In 1989, a geomagnetic disturbance (GMD) event in Quebec left six million people without power for nine hours. The disturbance caused seven of the electrical devices used to regulate voltage in the grid, the static VAR compensators, to be tripped within 59 seconds, causing a voltage collapse 25 seconds later. GMD events continue to occur and, when they do, can wreak havoc on the power grid. Texas A&M University researchers have created a network to help solve this problem.
With funding from the Governor’s University Research Initiative (GURI) grant, Dr. Thomas Overbye, professor and O'Donnell Foundation Chair III in the Department of Electrical and Computer Engineering at Texas A&M, led the installation of the first closely spaced magnetometer network in the country – the Texas Magnetometer Network.
A magnetometer is a device installed in the ground that is used to measure the Earth’s magnetic field at a particular location. The magnetometer outputs can be used by the electric power industry to better manage GMD events, which are caused by solar flares ejected from the surface of the sun. These GMDs can cause geomagnetically induced currents (GICs) in the grid that could result in voltage collapses and transformer damage, leaving many without power.
This new magnetometer network is a wonderful resource for Texas and the rest of our country. We’re very much looking forward to getting this data out to industry to help them improve the resiliency of the electric grid.
Other magnetometers being used in the U.S. are scattered throughout the country, often thousands of miles apart. The Texas Magnetometer Network contains six magnetometers, all in the state of Texas. Overbye, who is also the director of the Smart Grid Center at Texas A&M, is working closely with associate research engineer Komal Shetye to analyze the data and use that to better understand these types of events. The ultimate goal is to lessen the impact of these dangerous occurrences.
Data is captured every second allowing for the potential to better understand changes in the grid affected by GMDs and GICs. Analyzing the data received from the magnetometers is the first step to understanding the events themselves and can help Overbye’s team recreate past events and do post-event analyses.

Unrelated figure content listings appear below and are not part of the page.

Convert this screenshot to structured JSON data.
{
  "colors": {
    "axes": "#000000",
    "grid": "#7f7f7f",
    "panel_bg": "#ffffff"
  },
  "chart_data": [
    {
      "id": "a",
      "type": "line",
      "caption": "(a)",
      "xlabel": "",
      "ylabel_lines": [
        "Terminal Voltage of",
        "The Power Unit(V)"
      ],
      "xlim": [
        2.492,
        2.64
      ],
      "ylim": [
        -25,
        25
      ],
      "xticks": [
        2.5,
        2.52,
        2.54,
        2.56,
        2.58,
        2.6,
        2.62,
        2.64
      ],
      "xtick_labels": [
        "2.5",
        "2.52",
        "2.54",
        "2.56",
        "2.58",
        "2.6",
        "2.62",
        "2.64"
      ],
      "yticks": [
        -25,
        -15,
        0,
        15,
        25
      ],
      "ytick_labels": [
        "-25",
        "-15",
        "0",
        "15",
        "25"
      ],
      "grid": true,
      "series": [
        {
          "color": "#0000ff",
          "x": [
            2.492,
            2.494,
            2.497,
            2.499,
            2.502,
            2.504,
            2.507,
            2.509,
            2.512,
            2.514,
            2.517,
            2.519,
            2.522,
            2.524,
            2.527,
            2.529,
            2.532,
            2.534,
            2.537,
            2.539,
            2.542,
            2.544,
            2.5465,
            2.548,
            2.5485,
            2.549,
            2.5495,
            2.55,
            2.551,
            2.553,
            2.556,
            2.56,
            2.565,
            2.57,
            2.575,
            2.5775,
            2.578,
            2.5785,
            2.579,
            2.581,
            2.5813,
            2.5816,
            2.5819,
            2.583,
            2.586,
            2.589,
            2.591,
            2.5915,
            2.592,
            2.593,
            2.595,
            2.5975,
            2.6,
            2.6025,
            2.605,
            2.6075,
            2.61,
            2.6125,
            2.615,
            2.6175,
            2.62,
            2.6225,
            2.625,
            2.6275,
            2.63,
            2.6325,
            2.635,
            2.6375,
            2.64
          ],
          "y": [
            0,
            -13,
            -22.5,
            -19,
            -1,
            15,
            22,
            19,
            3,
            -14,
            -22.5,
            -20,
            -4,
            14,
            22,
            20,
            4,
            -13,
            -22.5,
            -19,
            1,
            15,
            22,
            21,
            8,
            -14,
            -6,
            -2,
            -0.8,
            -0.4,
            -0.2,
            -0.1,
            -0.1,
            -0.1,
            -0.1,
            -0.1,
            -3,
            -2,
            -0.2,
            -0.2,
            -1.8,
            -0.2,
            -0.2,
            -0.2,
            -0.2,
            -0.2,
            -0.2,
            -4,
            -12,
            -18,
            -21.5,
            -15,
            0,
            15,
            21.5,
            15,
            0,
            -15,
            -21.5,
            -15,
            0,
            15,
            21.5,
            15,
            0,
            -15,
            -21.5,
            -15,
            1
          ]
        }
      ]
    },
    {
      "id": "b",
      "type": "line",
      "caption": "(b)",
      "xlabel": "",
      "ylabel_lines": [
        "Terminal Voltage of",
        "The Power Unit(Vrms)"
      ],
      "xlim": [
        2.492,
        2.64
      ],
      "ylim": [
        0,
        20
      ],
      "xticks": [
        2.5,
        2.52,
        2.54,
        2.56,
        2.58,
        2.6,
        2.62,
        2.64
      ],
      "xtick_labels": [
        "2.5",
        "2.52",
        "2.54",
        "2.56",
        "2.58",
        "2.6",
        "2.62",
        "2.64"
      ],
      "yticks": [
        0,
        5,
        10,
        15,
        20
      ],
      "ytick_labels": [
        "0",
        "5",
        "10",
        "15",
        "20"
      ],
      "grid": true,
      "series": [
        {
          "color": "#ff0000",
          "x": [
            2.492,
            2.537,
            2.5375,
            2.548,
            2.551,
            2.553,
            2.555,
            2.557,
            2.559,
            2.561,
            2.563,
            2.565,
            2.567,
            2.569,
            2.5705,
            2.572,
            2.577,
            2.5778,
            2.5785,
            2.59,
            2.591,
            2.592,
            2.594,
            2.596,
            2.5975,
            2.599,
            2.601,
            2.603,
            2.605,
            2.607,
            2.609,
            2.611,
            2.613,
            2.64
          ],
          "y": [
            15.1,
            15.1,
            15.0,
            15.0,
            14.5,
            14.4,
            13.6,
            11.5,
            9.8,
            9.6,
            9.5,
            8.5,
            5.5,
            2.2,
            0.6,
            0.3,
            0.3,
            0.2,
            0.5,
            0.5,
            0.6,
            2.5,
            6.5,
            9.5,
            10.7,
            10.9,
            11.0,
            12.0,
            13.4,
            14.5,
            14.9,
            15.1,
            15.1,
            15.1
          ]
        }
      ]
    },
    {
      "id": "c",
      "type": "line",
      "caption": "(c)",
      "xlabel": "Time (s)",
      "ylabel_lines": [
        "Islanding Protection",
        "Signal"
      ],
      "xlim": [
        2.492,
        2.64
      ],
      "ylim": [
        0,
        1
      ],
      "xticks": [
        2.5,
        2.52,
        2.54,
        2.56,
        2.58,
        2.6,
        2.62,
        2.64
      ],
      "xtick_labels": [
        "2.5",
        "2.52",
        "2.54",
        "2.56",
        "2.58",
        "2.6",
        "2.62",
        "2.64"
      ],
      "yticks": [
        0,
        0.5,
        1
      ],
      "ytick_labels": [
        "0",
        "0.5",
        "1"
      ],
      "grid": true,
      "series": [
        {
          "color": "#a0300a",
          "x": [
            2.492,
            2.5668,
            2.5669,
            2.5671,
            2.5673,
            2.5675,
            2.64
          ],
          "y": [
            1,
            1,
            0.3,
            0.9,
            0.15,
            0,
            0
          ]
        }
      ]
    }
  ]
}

In addition, the real data captured by the magnetometers allows the team to validate their grid simulations and subsequent research.
Being in closer proximity to one another than most magnetometers allows the team to gather information that is simply not available with others that are dispersed farther apart.
“Having such closely spaced arrays is kind of rare, especially in the U.S.,” Shetye said. “The benefit of having closely spaced arrays is that there is information we are getting, which is currently missing from these that are currently distributed around the country. For example, we can study any low-grade differences or any field intensifications, which has also been a concern of the research community.”
The installation of all six magnetometers was completed in December 2019. Overbye and Shetye’s next steps will be to partner with power grid operators and utility companies to analyze the data and ultimately improve the state of Texas’ power grid.
“This new magnetometer network is a wonderful resource for Texas and the rest of our country,” Overbye said. “We’re very much looking forward to getting this data out to industry to help them improve the resiliency of the electric grid.”